Article By Maziar Motamedi
Under pressure for being months behind schedule, the Central Bank of Iran finally published a draft framework on the legality of cryptocurrencies in late January and welcomed feedback.
While some see the totality of the framework as a step forward, most members of the burgeoning local crypto community are unhappy with much of the specifics. They feel that the framework could severely restrict people and businesses operating in the fast-growing field if it is implemented in its current form.
Among other things, the framework proposes banning the use of global cryptocurrencies and various tokens as methods of domestic payment; requires cryptocurrency exchanges to obtain permits, therefore opening a new avenue for rent-seeking in a country that has already too much of it; and uses the word “forbidden” a lot, which could entail the threat of criminal prosecution.
So, the local community quickly started working on ways to improve it.
On March 9, more than three dozen members of the community sent their proposals to the central bank in the form of a joint document that found 51 problems in the regulator’s 13-page draft framework.
However, at least for now, there isn’t much else they can do. The fate of their existing businesses, budding ideas and passion for decentralization is mostly in the hands of larger and immensely complicated centralized power structures.
The sanctions question
That this is occurring is because money has transformed into a security issue in Iran.
Iranian President Hassan Rouhani’s government in early April 2018 “unified” the country’s dual foreign exchange rates in a bid to buoy a national currency sharply declining due to fears of returning U.S. sanctions. Within days, the central bank was directed to implement a blanket ban on cryptocurrencies at the behest of the government in a misguided effort to prevent further capital flight.
In early May, President Donald Trump unilaterally withdrew from Iran’s nuclear deal with world powers and reimposed “the toughest sanctions ever” against the Islamic Republic. This only exacerbated a currency crisis in Iran and led to the rial hitting several consecutive all-time lows in the ensuing months.
Moreover, dozens of currency traders were arrested and sentenced to lengthy prison terms and hefty fines while several high-level financial offenders, including a man dubbed the “Sultan of Coins” due to his hoarding of gold coins, were executed.
On the other hand, Iranian authorities see an opportunity in cryptocurrencies due to its potential to challenge exertion of extraterritorial restrictions. Be that as it may, people actually working on ongoing local projects know they can’t – and are not designed to – circumvent sanctions.

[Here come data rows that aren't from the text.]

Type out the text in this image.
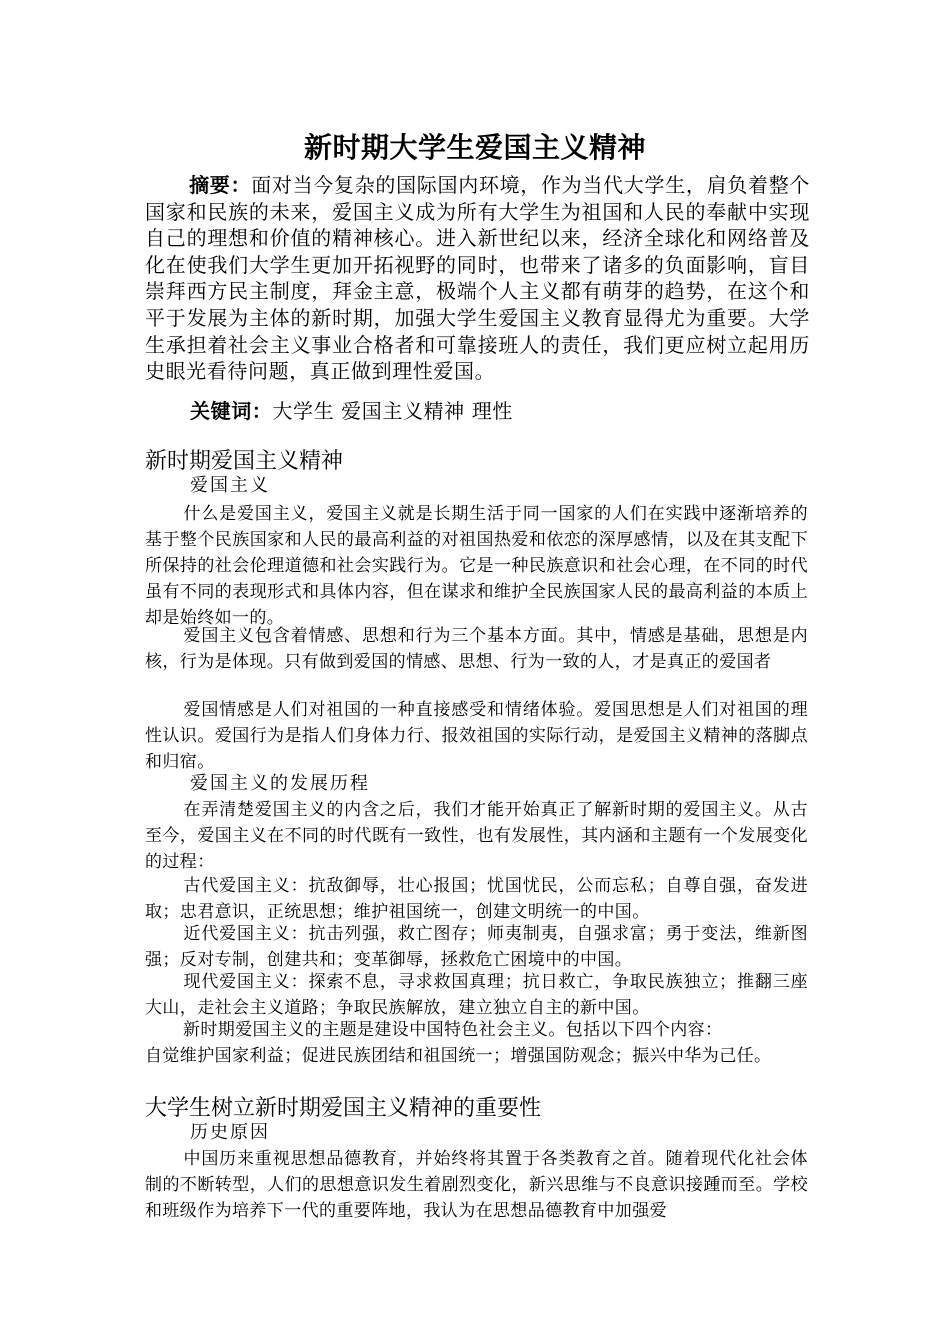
新时期大学生爱国主义精神
摘要：面对当今复杂的国际国内环境，作为当代大学生，肩负着整个国家和民族的未来，爱国主义成为所有大学生为祖国和人民的奉献中实现自己的理想和价值的精神核心。进入新世纪以来，经济全球化和网络普及化在使我们大学生更加开拓视野的同时，也带来了诸多的负面影响，盲目崇拜西方民主制度，拜金主意，极端个人主义都有萌芽的趋势，在这个和平于发展为主体的新时期，加强大学生爱国主义教育显得尤为重要。大学生承担着社会主义事业合格者和可靠接班人的责任，我们更应树立起用历史眼光看待问题，真正做到理性爱国。
关键词：大学生 爱国主义精神 理性
新时期爱国主义精神
爱国主义

什么是爱国主义，爱国主义就是长期生活于同一国家的人们在实践中逐渐培养的基于整个民族国家和人民的最高利益的对祖国热爱和依恋的深厚感情，以及在其支配下所保持的社会伦理道德和社会实践行为。它是一种民族意识和社会心理，在不同的时代虽有不同的表现形式和具体内容，但在谋求和维护全民族国家人民的最高利益的本质上却是始终如一的。

爱国主义包含着情感、思想和行为三个基本方面。其中，情感是基础，思想是内核，行为是体现。只有做到爱国的情感、思想、行为一致的人，才是真正的爱国者

爱国情感是人们对祖国的一种直接感受和情绪体验。爱国思想是人们对祖国的理性认识。爱国行为是指人们身体力行、报效祖国的实际行动，是爱国主义精神的落脚点和归宿。

爱国主义的发展历程

在弄清楚爱国主义的内含之后，我们才能开始真正了解新时期的爱国主义。从古至今，爱国主义在不同的时代既有一致性，也有发展性，其内涵和主题有一个发展变化的过程：

古代爱国主义：抗敌御辱，壮心报国；忧国忧民，公而忘私；自尊自强，奋发进取；忠君意识，正统思想；维护祖国统一，创建文明统一的中国。

近代爱国主义：抗击列强，救亡图存；师夷制夷，自强求富；勇于变法，维新图强；反对专制，创建共和；变革御辱，拯救危亡困境中的中国。

现代爱国主义：探索不息，寻求救国真理；抗日救亡，争取民族独立；推翻三座大山，走社会主义道路；争取民族解放，建立独立自主的新中国。

新时期爱国主义的主题是建设中国特色社会主义。包括以下四个内容：

自觉维护国家利益；促进民族团结和祖国统一；增强国防观念；振兴中华为己任。

大学生树立新时期爱国主义精神的重要性
历史原因

中国历来重视思想品德教育，并始终将其置于各类教育之首。随着现代化社会体制的不断转型，人们的思想意识发生着剧烈变化，新兴思维与不良意识接踵而至。学校和班级作为培养下一代的重要阵地，我认为在思想品德教育中加强爱
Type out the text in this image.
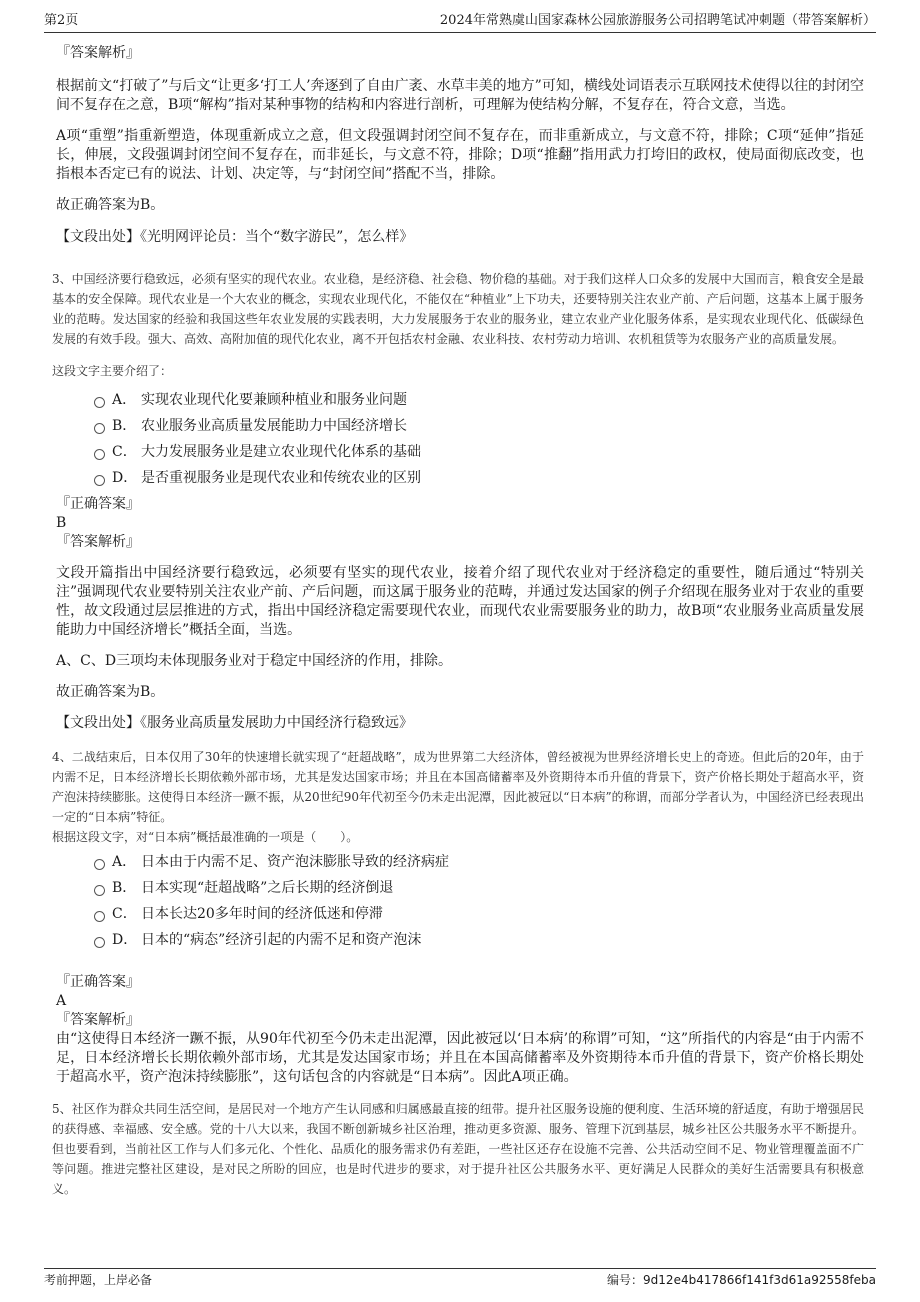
第2页	2024年常熟虞山国家森林公园旅游服务公司招聘笔试冲刺题（带答案解析）

『答案解析』

根据前文“打破了”与后文“让更多‘打工人’奔逐到了自由广袤、水草丰美的地方”可知，横线处词语表示互联网技术使得以往的封闭空间不复存在之意，B项“解构”指对某种事物的结构和内容进行剖析，可理解为使结构分解，不复存在，符合文意，当选。

A项“重塑”指重新塑造，体现重新成立之意，但文段强调封闭空间不复存在，而非重新成立，与文意不符，排除；C项“延伸”指延长，伸展，文段强调封闭空间不复存在，而非延长，与文意不符，排除；D项“推翻”指用武力打垮旧的政权，使局面彻底改变，也指根本否定已有的说法、计划、决定等，与“封闭空间”搭配不当，排除。

故正确答案为B。

【文段出处】《光明网评论员：当个“数字游民”，怎么样》

3、中国经济要行稳致远，必须有坚实的现代农业。农业稳，是经济稳、社会稳、物价稳的基础。对于我们这样人口众多的发展中大国而言，粮食安全是最基本的安全保障。现代农业是一个大农业的概念，实现农业现代化，不能仅在“种植业”上下功夫，还要特别关注农业产前、产后问题，这基本上属于服务业的范畴。发达国家的经验和我国这些年农业发展的实践表明，大力发展服务于农业的服务业，建立农业产业化服务体系，是实现农业现代化、低碳绿色发展的有效手段。强大、高效、高附加值的现代化农业，离不开包括农村金融、农业科技、农村劳动力培训、农机租赁等为农服务产业的高质量发展。

这段文字主要介绍了：

A． 实现农业现代化要兼顾种植业和服务业问题
B． 农业服务业高质量发展能助力中国经济增长
C． 大力发展服务业是建立农业现代化体系的基础
D． 是否重视服务业是现代农业和传统农业的区别

『正确答案』

B

『答案解析』

文段开篇指出中国经济要行稳致远，必须要有坚实的现代农业，接着介绍了现代农业对于经济稳定的重要性，随后通过“特别关注”强调现代农业要特别关注农业产前、产后问题，而这属于服务业的范畴，并通过发达国家的例子介绍现在服务业对于农业的重要性，故文段通过层层推进的方式，指出中国经济稳定需要现代农业，而现代农业需要服务业的助力，故B项“农业服务业高质量发展能助力中国经济增长”概括全面，当选。

A、C、D三项均未体现服务业对于稳定中国经济的作用，排除。

故正确答案为B。

【文段出处】《服务业高质量发展助力中国经济行稳致远》

4、二战结束后，日本仅用了30年的快速增长就实现了“赶超战略”，成为世界第二大经济体，曾经被视为世界经济增长史上的奇迹。但此后的20年，由于内需不足，日本经济增长长期依赖外部市场，尤其是发达国家市场；并且在本国高储蓄率及外资期待本币升值的背景下，资产价格长期处于超高水平，资产泡沫持续膨胀。这使得日本经济一蹶不振，从20世纪90年代初至今仍未走出泥潭，因此被冠以“日本病”的称谓，而部分学者认为，中国经济已经表现出一定的“日本病”特征。

根据这段文字，对“日本病”概括最准确的一项是（　　）。

A． 日本由于内需不足、资产泡沫膨胀导致的经济病症
B． 日本实现“赶超战略”之后长期的经济倒退
C． 日本长达20多年时间的经济低迷和停滞
D． 日本的“病态”经济引起的内需不足和资产泡沫

『正确答案』

A

『答案解析』

由“这使得日本经济一蹶不振，从90年代初至今仍未走出泥潭，因此被冠以‘日本病’的称谓”可知，“这”所指代的内容是“由于内需不足，日本经济增长长期依赖外部市场，尤其是发达国家市场；并且在本国高储蓄率及外资期待本币升值的背景下，资产价格长期处于超高水平，资产泡沫持续膨胀”，这句话包含的内容就是“日本病”。因此A项正确。

5、社区作为群众共同生活空间，是居民对一个地方产生认同感和归属感最直接的纽带。提升社区服务设施的便利度、生活环境的舒适度，有助于增强居民的获得感、幸福感、安全感。党的十八大以来，我国不断创新城乡社区治理，推动更多资源、服务、管理下沉到基层，城乡社区公共服务水平不断提升。但也要看到，当前社区工作与人们多元化、个性化、品质化的服务需求仍有差距，一些社区还存在设施不完善、公共活动空间不足、物业管理覆盖面不广等问题。推进完整社区建设，是对民之所盼的回应，也是时代进步的要求，对于提升社区公共服务水平、更好满足人民群众的美好生活需要具有积极意义。

考前押题，上岸必备	编号：9d12e4b417866f141f3d61a92558feba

Rouhani has personally attended several top-level meetings on cryptocurrencies, the central bank is establishing a sovereign rial-backed cryptocurrency to expand digital banking operations and Iran’s top banks have launched a gold-backed cryptocurrency to sell their bad assets and generate liquidity.
Against this backdrop, any entity that has remotely anything to do with cryptocurrencies – as many as 28 – wants to have a hand in the action. After the central bank, the next major entities include the Securities and Exchange Organization, the High Council of Cyberspace, the Ministry of ICT, the parliament, the Ministry of Industry, Mine and Trade, the Ministry of Energy and the Customs Administration.
It is worth noting that those entities belong to different, sometimes rivaling factions and each has their own opinions about how or whether cryptocurrencies should be regulated.
In recent months, there have been talks that the cabinet may have the final say on passing cryptocurrency regulations. If that happens, it could be a simplifying factor in that it could block many of the lower-level entities from trying to have a finger in the pie. But at the same time, it chips away at the central bank’s authority and highlights the independence it so desperately needs.
The fact that so many entities are trying to have a say about cryptocurrency regulations does not negate the central bank’s restrictive capabilities, but it affects its ability to legalize or otherwise support activities in this field, believes Saeed Khoshbakht, CEO of Tehran-based distributed ledger technology solutions firm Areatak.
“In other words, we have one rule: everyone needs to be onboard for something to be implemented, whereas only one needs to be opposed to stop a motion,” Khoshbakht, who acted as an advisor for the central bank-affiliated Informatics Services Corporation concerning the regulatory framework, told CoinDesk.
He thinks Iran’s cryptocurrency community needs to learn to lobby – “in its positive sense” – since it currently has no effective links to any of the deciding entities.
That, he said, could include working toward enacting constructive regulations, alleviating concerns felt by law enforcement and judiciary, and supporting government entities when necessary.
“Ultimately, I believe the central bank is Iran’s best bet for regulating cryptocurrencies,” Khoshbakht said. “If making decisions for this area gets out of the central bank’s hands for any reason, including mistakes on the community’s part, I think the situation could become much more difficult.”